The NCST recently built the TacSat-1 satellite in coordination with the Pentagon’s Operationally Responsive Space Office and the Air Force Space Test Program, for example. TacSat-1 was intended to be launched several years ago, but lost its slot on the manifest due to technical issues with its Falcon 1 launcher. A similar satellite, TacSat-2, was launched in the meantime, and TacSat-1 remains on the ground with no firm plans for launch.
Built by the Air Force Research Laboratory, TacSat-2 includes an NCST-supplied Automatic Identification System (AIS) coastal ship-tracking demonstration payload. Any ship coming into U.S. waters must transmit an AIS signal containing information including its location, speed, course and home port. AIS receivers on the shoreline can detect ships out to a range of only about 30 kilometers, so having a space-based constellation for tracking ships anywhere on the oceans would be beneficial, NCST Director Peter Wilhelm said in an interview. Wilhelm has worked at NRL for 50 years and has been in charge of NCST since 1986.
The AIS payload demonstration was a success, and now the NCST hopes to build a full constellation of 30 AIS satellites. The Office of Naval Research funded NCST to develop the system through critical design review, which will happen later this year. The NCST hopes to secure $50 million to $60 million in funding in the coming years to build the first six satellites for the constellation, which would launch on a single rocket. Wilhelm is hopeful that other countries would participate in developing the full constellation in exchange for access to its services.
The NCST also built the TacSat-4 satellite, one of a handful of satellites awaiting launch aboard the Air Force’s new Minotaur 4 rocket, which has been delayed with technical troubles. TacSat-4 features a standardized spacecraft platform, or bus, that the NCST developed along with the Johns Hopkins University Applied Physics Laboratory, and an Ultra-High Frequency payload for mobile communications.
The satellite will be placed into a highly elliptical orbit to provide roughly six hours of dwell time over a region of the world; four such craft, properly sequenced, can provide continuous coverage of any desired region, Wilhelm said. Typically such orbital schemes are used to cover extreme northern latitudes, which are beyond the reach of communications satellites operating in geostationary orbit, but Wilhelm said the principle applies to other areas as well.

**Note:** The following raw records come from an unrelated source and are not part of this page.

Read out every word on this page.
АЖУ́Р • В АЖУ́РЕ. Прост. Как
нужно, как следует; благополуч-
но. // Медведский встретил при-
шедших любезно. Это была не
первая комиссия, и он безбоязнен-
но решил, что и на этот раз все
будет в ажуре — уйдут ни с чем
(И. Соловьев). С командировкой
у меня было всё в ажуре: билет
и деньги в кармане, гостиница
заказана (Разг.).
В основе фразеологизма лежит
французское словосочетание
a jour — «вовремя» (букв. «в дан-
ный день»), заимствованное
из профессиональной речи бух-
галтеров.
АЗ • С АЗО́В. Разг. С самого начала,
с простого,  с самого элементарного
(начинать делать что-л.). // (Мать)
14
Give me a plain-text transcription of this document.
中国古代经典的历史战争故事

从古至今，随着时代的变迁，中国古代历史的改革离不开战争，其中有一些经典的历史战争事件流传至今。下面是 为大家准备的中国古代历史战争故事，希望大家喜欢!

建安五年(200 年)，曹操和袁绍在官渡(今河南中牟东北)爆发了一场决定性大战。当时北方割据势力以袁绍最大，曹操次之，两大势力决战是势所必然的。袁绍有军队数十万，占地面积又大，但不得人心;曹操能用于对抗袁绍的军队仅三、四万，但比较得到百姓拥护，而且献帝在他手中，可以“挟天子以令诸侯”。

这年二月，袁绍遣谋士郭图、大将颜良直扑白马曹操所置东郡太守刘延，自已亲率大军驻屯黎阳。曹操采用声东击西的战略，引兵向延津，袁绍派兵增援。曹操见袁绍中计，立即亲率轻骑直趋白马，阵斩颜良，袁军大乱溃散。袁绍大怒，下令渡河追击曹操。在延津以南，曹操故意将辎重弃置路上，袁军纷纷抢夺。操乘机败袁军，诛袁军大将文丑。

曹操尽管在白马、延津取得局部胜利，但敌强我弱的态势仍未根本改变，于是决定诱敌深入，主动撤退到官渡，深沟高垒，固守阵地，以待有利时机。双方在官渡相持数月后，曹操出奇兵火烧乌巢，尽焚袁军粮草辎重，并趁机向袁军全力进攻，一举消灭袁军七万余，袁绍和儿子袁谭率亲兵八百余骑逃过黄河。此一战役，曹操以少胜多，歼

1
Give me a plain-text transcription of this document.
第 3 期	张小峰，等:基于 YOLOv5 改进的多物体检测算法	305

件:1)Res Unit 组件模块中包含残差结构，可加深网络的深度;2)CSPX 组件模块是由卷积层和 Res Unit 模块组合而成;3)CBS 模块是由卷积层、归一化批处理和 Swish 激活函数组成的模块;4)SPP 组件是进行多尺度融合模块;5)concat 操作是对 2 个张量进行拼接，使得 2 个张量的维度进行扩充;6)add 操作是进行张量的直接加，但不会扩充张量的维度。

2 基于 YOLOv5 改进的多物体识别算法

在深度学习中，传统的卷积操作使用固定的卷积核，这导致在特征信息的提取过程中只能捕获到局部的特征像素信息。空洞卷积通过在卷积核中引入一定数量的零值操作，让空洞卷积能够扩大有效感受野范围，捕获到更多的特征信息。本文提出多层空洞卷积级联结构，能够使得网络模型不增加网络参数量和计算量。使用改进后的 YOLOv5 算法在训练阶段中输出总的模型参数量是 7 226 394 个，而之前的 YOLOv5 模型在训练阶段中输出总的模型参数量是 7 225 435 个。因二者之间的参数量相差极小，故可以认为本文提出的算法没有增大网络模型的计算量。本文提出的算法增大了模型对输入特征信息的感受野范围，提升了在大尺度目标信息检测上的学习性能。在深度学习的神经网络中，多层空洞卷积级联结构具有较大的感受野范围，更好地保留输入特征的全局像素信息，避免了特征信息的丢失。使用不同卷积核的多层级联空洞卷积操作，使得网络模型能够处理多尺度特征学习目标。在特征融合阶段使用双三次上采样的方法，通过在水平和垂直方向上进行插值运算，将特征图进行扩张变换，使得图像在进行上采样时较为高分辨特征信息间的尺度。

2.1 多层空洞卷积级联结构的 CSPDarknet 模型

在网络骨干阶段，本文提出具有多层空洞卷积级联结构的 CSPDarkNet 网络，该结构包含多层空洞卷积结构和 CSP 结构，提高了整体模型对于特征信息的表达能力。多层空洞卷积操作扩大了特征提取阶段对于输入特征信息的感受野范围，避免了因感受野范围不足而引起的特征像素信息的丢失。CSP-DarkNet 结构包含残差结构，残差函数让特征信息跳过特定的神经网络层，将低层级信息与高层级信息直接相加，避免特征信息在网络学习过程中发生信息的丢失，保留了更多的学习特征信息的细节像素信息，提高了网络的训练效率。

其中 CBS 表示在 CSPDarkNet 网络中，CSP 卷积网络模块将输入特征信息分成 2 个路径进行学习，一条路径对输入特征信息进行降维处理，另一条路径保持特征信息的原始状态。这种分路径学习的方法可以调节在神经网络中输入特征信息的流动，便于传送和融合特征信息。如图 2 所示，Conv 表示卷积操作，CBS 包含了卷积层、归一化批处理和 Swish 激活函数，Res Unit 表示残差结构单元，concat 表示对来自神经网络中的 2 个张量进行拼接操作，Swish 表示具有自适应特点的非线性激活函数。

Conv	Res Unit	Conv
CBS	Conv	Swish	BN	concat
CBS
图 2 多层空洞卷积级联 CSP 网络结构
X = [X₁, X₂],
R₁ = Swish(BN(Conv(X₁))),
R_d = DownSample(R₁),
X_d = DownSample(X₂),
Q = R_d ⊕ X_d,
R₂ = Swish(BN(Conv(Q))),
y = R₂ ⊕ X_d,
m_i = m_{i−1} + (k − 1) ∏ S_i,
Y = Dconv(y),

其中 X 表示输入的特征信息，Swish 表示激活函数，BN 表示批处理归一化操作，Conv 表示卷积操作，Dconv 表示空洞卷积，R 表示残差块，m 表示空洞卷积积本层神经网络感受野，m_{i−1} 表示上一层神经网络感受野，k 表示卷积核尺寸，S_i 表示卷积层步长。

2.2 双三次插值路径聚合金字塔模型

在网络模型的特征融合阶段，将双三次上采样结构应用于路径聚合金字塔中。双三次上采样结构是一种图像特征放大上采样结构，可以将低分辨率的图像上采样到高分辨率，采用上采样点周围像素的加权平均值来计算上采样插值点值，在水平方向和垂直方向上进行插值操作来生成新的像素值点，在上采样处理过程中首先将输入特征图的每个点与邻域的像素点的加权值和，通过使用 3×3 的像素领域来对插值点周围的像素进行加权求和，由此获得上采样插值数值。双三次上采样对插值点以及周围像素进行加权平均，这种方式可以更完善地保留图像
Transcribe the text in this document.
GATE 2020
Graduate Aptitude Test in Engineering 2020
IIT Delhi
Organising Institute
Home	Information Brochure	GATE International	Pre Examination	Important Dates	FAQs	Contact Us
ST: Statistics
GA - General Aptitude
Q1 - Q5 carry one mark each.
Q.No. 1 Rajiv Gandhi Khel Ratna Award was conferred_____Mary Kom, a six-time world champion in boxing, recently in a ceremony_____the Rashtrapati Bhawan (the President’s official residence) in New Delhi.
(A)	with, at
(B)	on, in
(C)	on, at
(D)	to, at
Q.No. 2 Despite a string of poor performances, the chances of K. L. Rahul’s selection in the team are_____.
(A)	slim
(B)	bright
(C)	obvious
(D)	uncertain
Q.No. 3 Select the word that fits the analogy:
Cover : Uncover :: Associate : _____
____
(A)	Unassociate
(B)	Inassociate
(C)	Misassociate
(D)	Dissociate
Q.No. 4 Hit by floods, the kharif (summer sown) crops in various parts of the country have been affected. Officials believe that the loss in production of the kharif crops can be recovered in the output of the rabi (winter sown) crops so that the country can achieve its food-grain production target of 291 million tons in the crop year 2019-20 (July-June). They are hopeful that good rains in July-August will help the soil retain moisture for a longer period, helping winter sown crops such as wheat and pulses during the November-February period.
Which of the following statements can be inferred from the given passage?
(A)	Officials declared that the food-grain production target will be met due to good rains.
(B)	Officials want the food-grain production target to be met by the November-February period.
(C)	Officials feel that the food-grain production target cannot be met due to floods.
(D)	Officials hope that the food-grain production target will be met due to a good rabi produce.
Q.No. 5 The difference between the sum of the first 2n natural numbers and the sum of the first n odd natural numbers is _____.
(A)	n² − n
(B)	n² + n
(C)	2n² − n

“Right now we’d like to have more comms in Afghanistan and Iraq,” Wilhelm said, noting that the military’s current operational UHF satellite constellation is degrading and the next-generation system is behind schedule. “This satellite could help.”
In addition to these near-term technology demonstration programs, the NCST has a portfolio of advanced research projects. One such project in early development aims to demonstrate using the plasma, or ionized gas, that surrounds the Earth to propel spacecraft. To do this, two small satellites connected by a kilometer-long, electrically conducive tether would be deployed. One of the satellites would collect electrons and beam them wirelessly to the other, which would send the resulting charge back to the first satellite via the tether. The completed electric circuit should create force that can move the satellites up or down in orbit without using traditional propellant. The technology is now being studied in the NCST’s vacuum chambers, and the satellites could be ready for launch in three years to five years if the project gets funded.
“There’s a lot of work to be done, but this might be a technique for moving from orbit to orbit to collect debris,” Wilhelm said.